Torrent #5 // Review

Michelle has to leave her son. He asks her why. She doesn’t have any kind of valid answer for him, and he calls her out on it. She’s happy to know that he’s smart enough to know that. She’s probably also happy that he cares. She’s had to do a lot of unsavory things in the recent past. She’s got more to do in Torrent #5. Writer Marc Guggenheim concludes the first story arc for the new title with artist Justin Greenwood. Color casts itself over the page courtesy of Rico Renzi. The big conclusion comes really close to making a point about the cyclical nature of revenge, which is kind of interesting. 

The man who killed Adam is dead. Now, all that’s left to be done is to kill the man who killed him...who also happens to be the man who told the other guy to kill Adam. (It’s a whole...thing...) Michelle only has just one final bit of revenge to get through, and everything will be fine. And she’ll get to go back to her life and not have to worry about any of it ever again, right? Well...probably NOT, actually. This IS the end of the first arc in the series, and it’s gotten a good response, so...y’know...whatever happens here is NOT going to be the end for Michelle. 

Guggenheim wraps the first story arc up with a bit of a surprise ending. Guggenheim HAD been laying the groundwork for the big resolution at the end with a few bits of foreshadowing here and there, but the overall impact of it is A LOT more profound than the finales of most superhero comics. There’s a strong momentum going through the issue...a relatively slow and steady build-up to the big final battle, and then...everything just moves SO fast towards that semi-stinger of an ending.
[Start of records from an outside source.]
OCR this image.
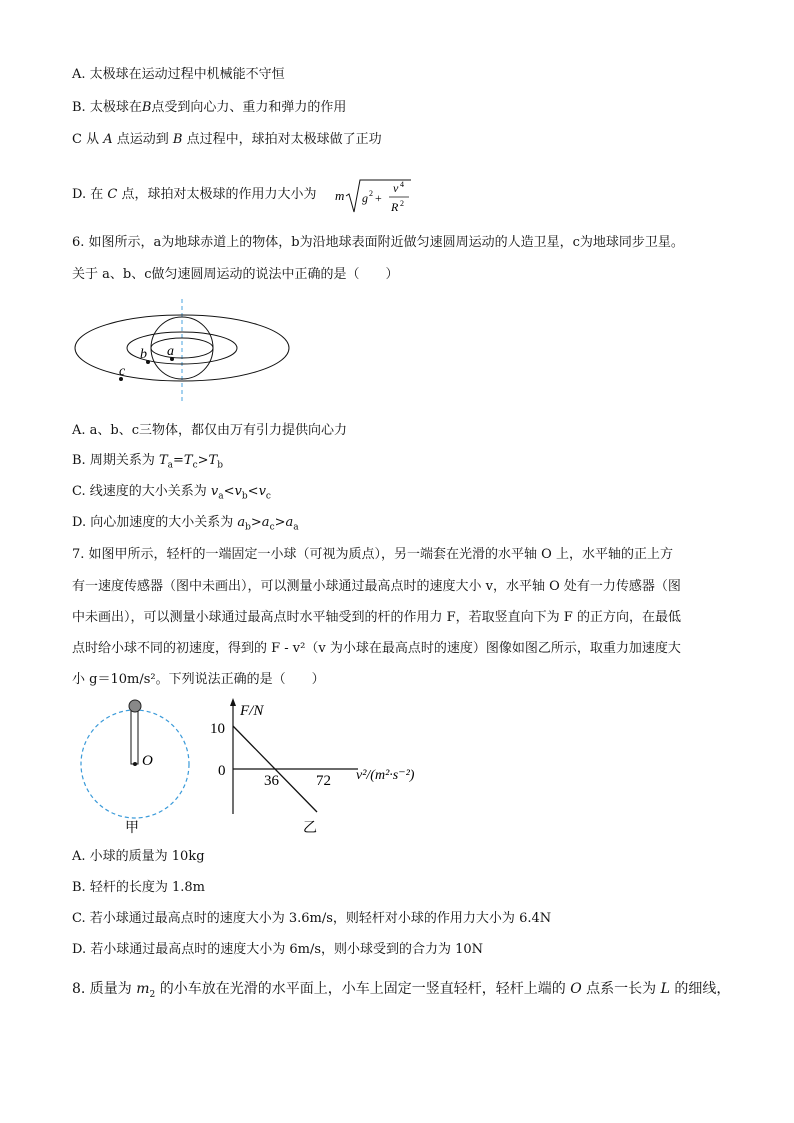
A. 太极球在运动过程中机械能不守恒
B. 太极球在B点受到向心力、重力和弹力的作用
C 从 A 点运动到 B 点过程中，球拍对太极球做了正功
D. 在 C 点，球拍对太极球的作用力大小为 m g 2 +
v 4
R 2
6. 如图所示，a为地球赤道上的物体，b为沿地球表面附近做匀速圆周运动的人造卫星，c为地球同步卫星。
关于 a、b、c做匀速圆周运动的说法中正确的是（　　）
a
b
c
A. a、b、c三物体，都仅由万有引力提供向心力
B. 周期关系为 $T_a=T_c>T_b$
C. 线速度的大小关系为 $v_a<v_b<v_c$
D. 向心加速度的大小关系为 $a_b>a_c>a_a$
7. 如图甲所示，轻杆的一端固定一小球（可视为质点），另一端套在光滑的水平轴 O 上，水平轴的正上方
有一速度传感器（图中未画出），可以测量小球通过最高点时的速度大小 v，水平轴 O 处有一力传感器（图
中未画出），可以测量小球通过最高点时水平轴受到的杆的作用力 F，若取竖直向下为 F 的正方向，在最低
点时给小球不同的初速度，得到的 F - v²（v 为小球在最高点时的速度）图像如图乙所示，取重力加速度大
小 g＝10m/s²。下列说法正确的是（　　）
O
甲
F/N
10
0
36 72 v²/(m²·s⁻²)
乙
A. 小球的质量为 10kg
B. 轻杆的长度为 1.8m
C. 若小球通过最高点时的速度大小为 3.6m/s，则轻杆对小球的作用力大小为 6.4N
D. 若小球通过最高点时的速度大小为 6m/s，则小球受到的合力为 10N
8. 质量为 $m_2$ 的小车放在光滑的水平面上，小车上固定一竖直轻杆，轻杆上端的 O 点系一长为 L 的细线，
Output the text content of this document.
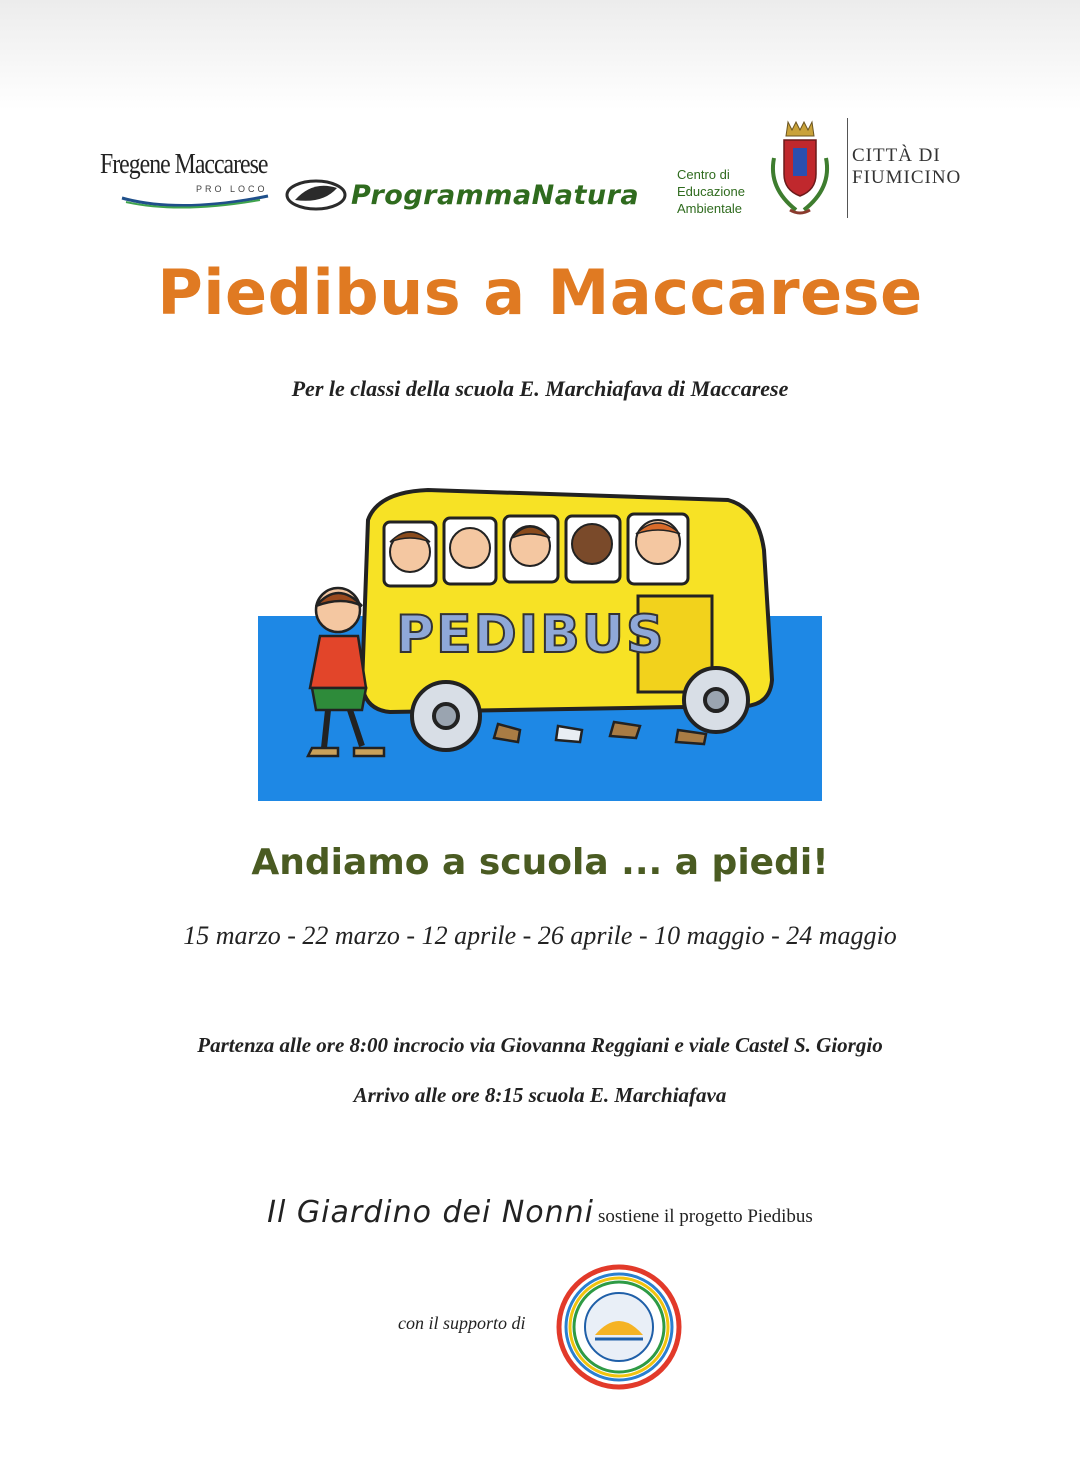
Fregene Maccarese
PRO LOCO	ProgrammaNatura
Centro di
Educazione
Ambientale
CITTÀ DI
FIUMICINO
Piedibus a Maccarese
Per le classi della scuola E. Marchiafava di Maccarese
PEDIBUS
Andiamo a scuola ... a piedi!
15 marzo - 22 marzo - 12 aprile - 26 aprile - 10 maggio - 24 maggio
Partenza alle ore 8:00 incrocio via Giovanna Reggiani e viale Castel S. Giorgio
Arrivo alle ore 8:15 scuola E. Marchiafava
Il Giardino dei Nonni sostiene il progetto Piedibus
con il supporto di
There’s a six-page fight scene between Michelle and the guy who killed the guy who killed Adam. It’s pretty menacing. It takes a special kind of artist to deliver something like that to the page in a way that feels anything other than excessive. Greenwood is exactly that kind of an artist. It’s beautiful brutality that packs a hell of an impact with a single sound effect that brings it all to a close. Wow. Of course, the action sequence wouldn’t be anything at all if Greenwood wasn’t also a master of bringing the emotional end of the story to the page. Michelle’s journey across five issues has been slowly and subtly lowered into place. Greenwood does a brilliant job of lowering the boom on it in the last couple of pages of the last issue in the first arc.

Not everything is resolved. It’ll be interesting to see where Guggenheim takes Torrent next. As big and sweeping as the first five issues have been, there’s quite a lot of room to explore things further moving forward into another story arc. He’s finished a story. It’s been good. Where he goes with it from here will determine whether Torrent has a future beyond that first story.